Most patients from our population who were homozygous for p.Leu215Phe mutation presented with hearing loss and/or optic atrophy. It seems that this mutation is characteristic of North- Eastern region of Poland since 3 out of 4 patients diagnosed with this particular mutation originate from this part of our country. These individuals claimed no consanguinity. Our observations are consistent with the data published so far [12], [13]. Alopecia, considered to be a typical feature of BTD, did not occur in all symptomatic patients from our study group, although was one of the symptoms in majority of them. Therefore, it is not an obligatory symptom to establish a diagnosis of BTD.

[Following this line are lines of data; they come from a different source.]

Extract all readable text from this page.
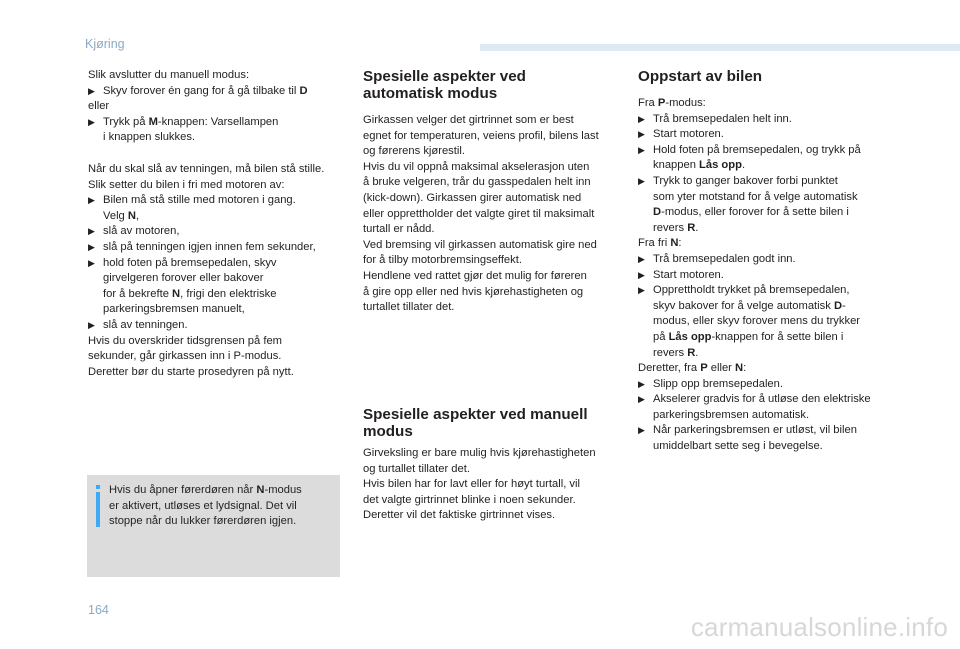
Kjøring

Slik avslutter du manuell modus:

▶ Skyv forover én gang for å gå tilbake til D

eller

▶ Trykk på M-knappen: Varsellampen
i knappen slukkes.

Når du skal slå av tenningen, må bilen stå stille.

Slik setter du bilen i fri med motoren av:

▶ Bilen må stå stille med motoren i gang.
Velg N,
▶ slå av motoren,
▶ slå på tenningen igjen innen fem sekunder,
▶ hold foten på bremsepedalen, skyv
girvelgeren forover eller bakover
for å bekrefte N, frigi den elektriske
parkeringsbremsen manuelt,
▶ slå av tenningen.

Hvis du overskrider tidsgrensen på fem

sekunder, går girkassen inn i P-modus.

Deretter bør du starte prosedyren på nytt.

Hvis du åpner førerdøren når N-modus
er aktivert, utløses et lydsignal. Det vil
stoppe når du lukker førerdøren igjen.
Spesielle aspekter ved
automatisk modus

Girkassen velger det girtrinnet som er best

egnet for temperaturen, veiens profil, bilens last

og førerens kjørestil.

Hvis du vil oppnå maksimal akselerasjon uten

å bruke velgeren, trår du gasspedalen helt inn

(kick-down). Girkassen girer automatisk ned

eller opprettholder det valgte giret til maksimalt

turtall er nådd.

Ved bremsing vil girkassen automatisk gire ned

for å tilby motorbremsingseffekt.

Hendlene ved rattet gjør det mulig for føreren

å gire opp eller ned hvis kjørehastigheten og

turtallet tillater det.

Spesielle aspekter ved manuell
modus

Girveksling er bare mulig hvis kjørehastigheten

og turtallet tillater det.

Hvis bilen har for lavt eller for høyt turtall, vil

det valgte girtrinnet blinke i noen sekunder.

Deretter vil det faktiske girtrinnet vises.

Oppstart av bilen

Fra P-modus:

▶ Trå bremsepedalen helt inn.
▶ Start motoren.
▶ Hold foten på bremsepedalen, og trykk på
knappen Lås opp.
▶ Trykk to ganger bakover forbi punktet
som yter motstand for å velge automatisk
D-modus, eller forover for å sette bilen i
revers R.

Fra fri N:

▶ Trå bremsepedalen godt inn.
▶ Start motoren.
▶ Opprettholdt trykket på bremsepedalen,
skyv bakover for å velge automatisk D-
modus, eller skyv forover mens du trykker
på Lås opp-knappen for å sette bilen i
revers R.

Deretter, fra P eller N:

▶ Slipp opp bremsepedalen.
▶ Akselerer gradvis for å utløse den elektriske
parkeringsbremsen automatisk.
▶ Når parkeringsbremsen er utløst, vil bilen
umiddelbart sette seg i bevegelse.
164
carmanualsonline.info
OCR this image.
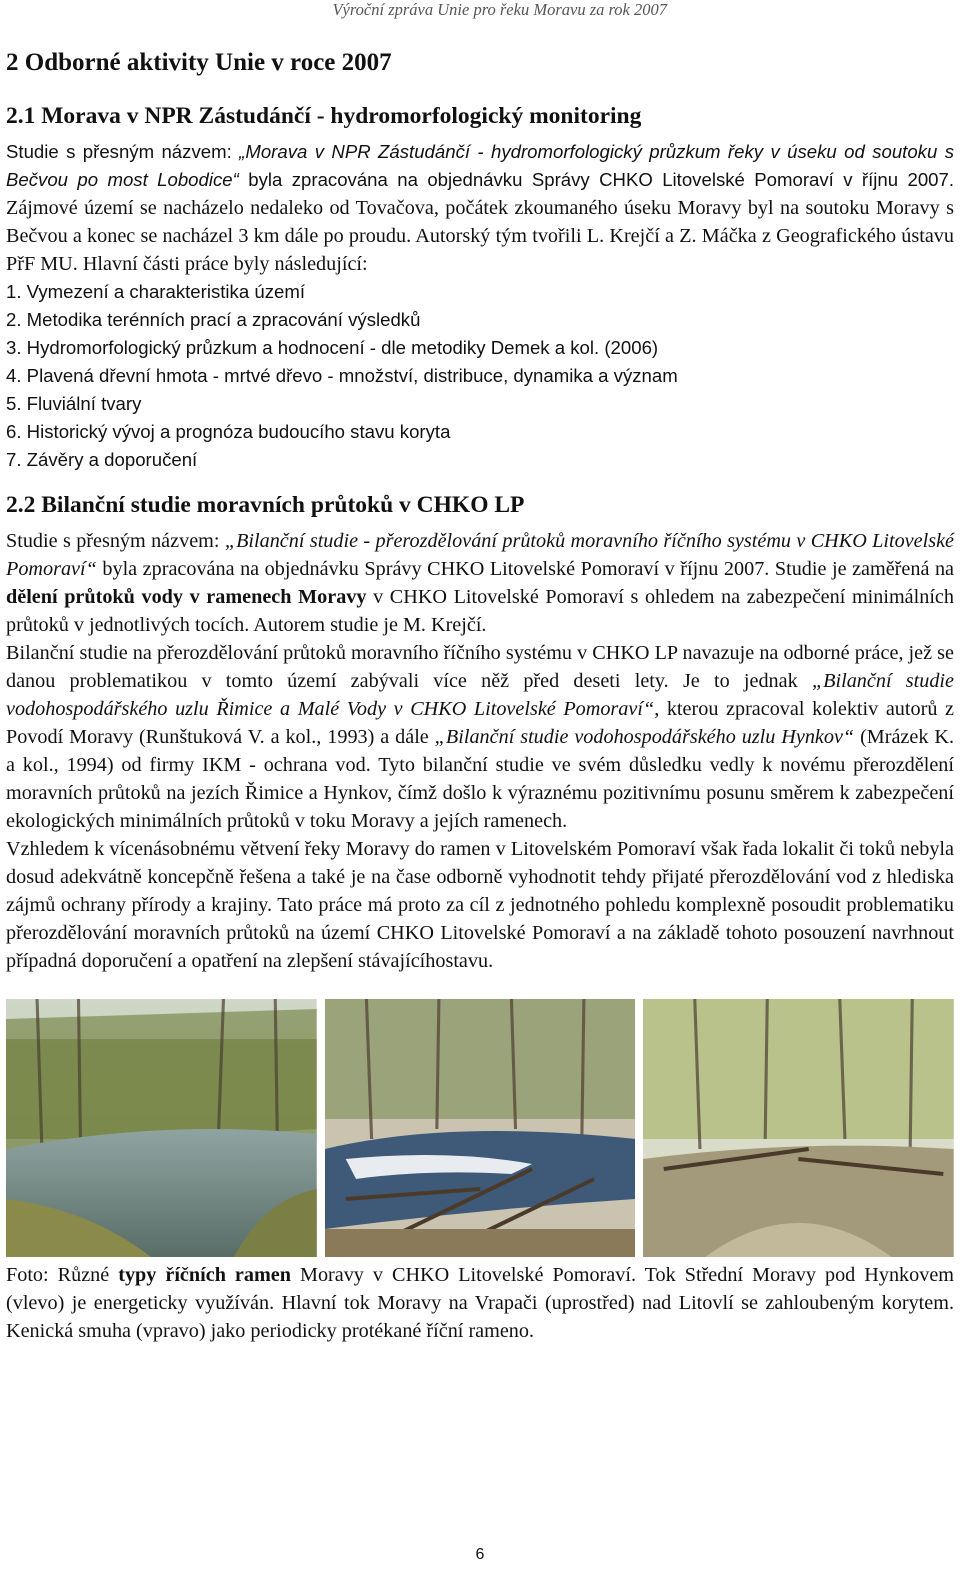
Výroční zpráva Unie pro řeku Moravu za rok 2007
2 Odborné aktivity Unie v roce 2007
2.1 Morava v NPR Zástudánčí - hydromorfologický monitoring

Studie s přesným názvem: „Morava v NPR Zástudánčí - hydromorfologický průzkum řeky v úseku od soutoku s Bečvou po most Lobodice“ byla zpracována na objednávku Správy CHKO Litovelské Pomoraví v říjnu 2007. Zájmové území se nacházelo nedaleko od Tovačova, počátek zkoumaného úseku Moravy byl na soutoku Moravy s Bečvou a konec se nacházel 3 km dále po proudu. Autorský tým tvořili L. Krejčí a Z. Máčka z Geografického ústavu PřF MU. Hlavní části práce byly následující:

1. Vymezení a charakteristika území
2. Metodika terénních prací a zpracování výsledků
3. Hydromorfologický průzkum a hodnocení - dle metodiky Demek a kol. (2006)
4. Plavená dřevní hmota - mrtvé dřevo - množství, distribuce, dynamika a význam
5. Fluviální tvary
6. Historický vývoj a prognóza budoucího stavu koryta
7. Závěry a doporučení
2.2 Bilanční studie moravních průtoků v CHKO LP

Studie s přesným názvem: „Bilanční studie - přerozdělování průtoků moravního říčního systému v CHKO Litovelské Pomoraví“ byla zpracována na objednávku Správy CHKO Litovelské Pomoraví v říjnu 2007. Studie je zaměřená na dělení průtoků vody v ramenech Moravy v CHKO Litovelské Pomoraví s ohledem na zabezpečení minimálních průtoků v jednotlivých tocích. Autorem studie je M. Krejčí.

Bilanční studie na přerozdělování průtoků moravního říčního systému v CHKO LP navazuje na odborné práce, jež se danou problematikou v tomto území zabývali více něž před deseti lety. Je to jednak „Bilanční studie vodohospodářského uzlu Řimice a Malé Vody v CHKO Litovelské Pomoraví“, kterou zpracoval kolektiv autorů z Povodí Moravy (Runštuková V. a kol., 1993) a dále „Bilanční studie vodohospodářského uzlu Hynkov“ (Mrázek K. a kol., 1994) od firmy IKM - ochrana vod. Tyto bilanční studie ve svém důsledku vedly k novému přerozdělení moravních průtoků na jezích Řimice a Hynkov, čímž došlo k výraznému pozitivnímu posunu směrem k zabezpečení ekologických minimálních průtoků v toku Moravy a jejích ramenech.

Vzhledem k vícenásobnému větvení řeky Moravy do ramen v Litovelském Pomoraví však řada lokalit či toků nebyla dosud adekvátně koncepčně řešena a také je na čase odborně vyhodnotit tehdy přijaté přerozdělování vod z hlediska zájmů ochrany přírody a krajiny. Tato práce má proto za cíl z jednotného pohledu komplexně posoudit problematiku přerozdělování moravních průtoků na území CHKO Litovelské Pomoraví a na základě tohoto posouzení navrhnout případná doporučení a opatření na zlepšení stávajícíhostavu.

Foto: Různé typy říčních ramen Moravy v CHKO Litovelské Pomoraví. Tok Střední Moravy pod Hynkovem (vlevo) je energeticky využíván. Hlavní tok Moravy na Vrapači (uprostřed) nad Litovlí se zahloubeným korytem. Kenická smuha (vpravo) jako periodicky protékané říční rameno.

6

However, based on our experience and on the literature, presentation of BD is highly variable and cases of patients in whom biotin supplementation prevented neurological symptoms have been reported [9]. Therefore, it is very important to include BTD in the newborn screening programme.

Conclusion

Our 20 years follow-up has proved that in 7 symptomatic patients supplementation with oral biotin alleviates most of clinical symptoms of BTD in symptomatic patients, but does not reverse neither optic nerve atrophy nor hearing loss.

Introduction of biotin treatment during presymptomatic stage of the disease prevents the occurrence of symptoms including optic atrophy.

Since the prognosis for individuals diagnosed with BTD is promising, provided they are treated before symptoms occur, it is recommended to add this BTD assessment to the national newborn screening programme.

Moreover, we have observed that homozygosity for the p.Leu215Phe mutation in BTD gene seems to be frequent in patients from the North-Eastern region of Poland and is connected with the hearing loss.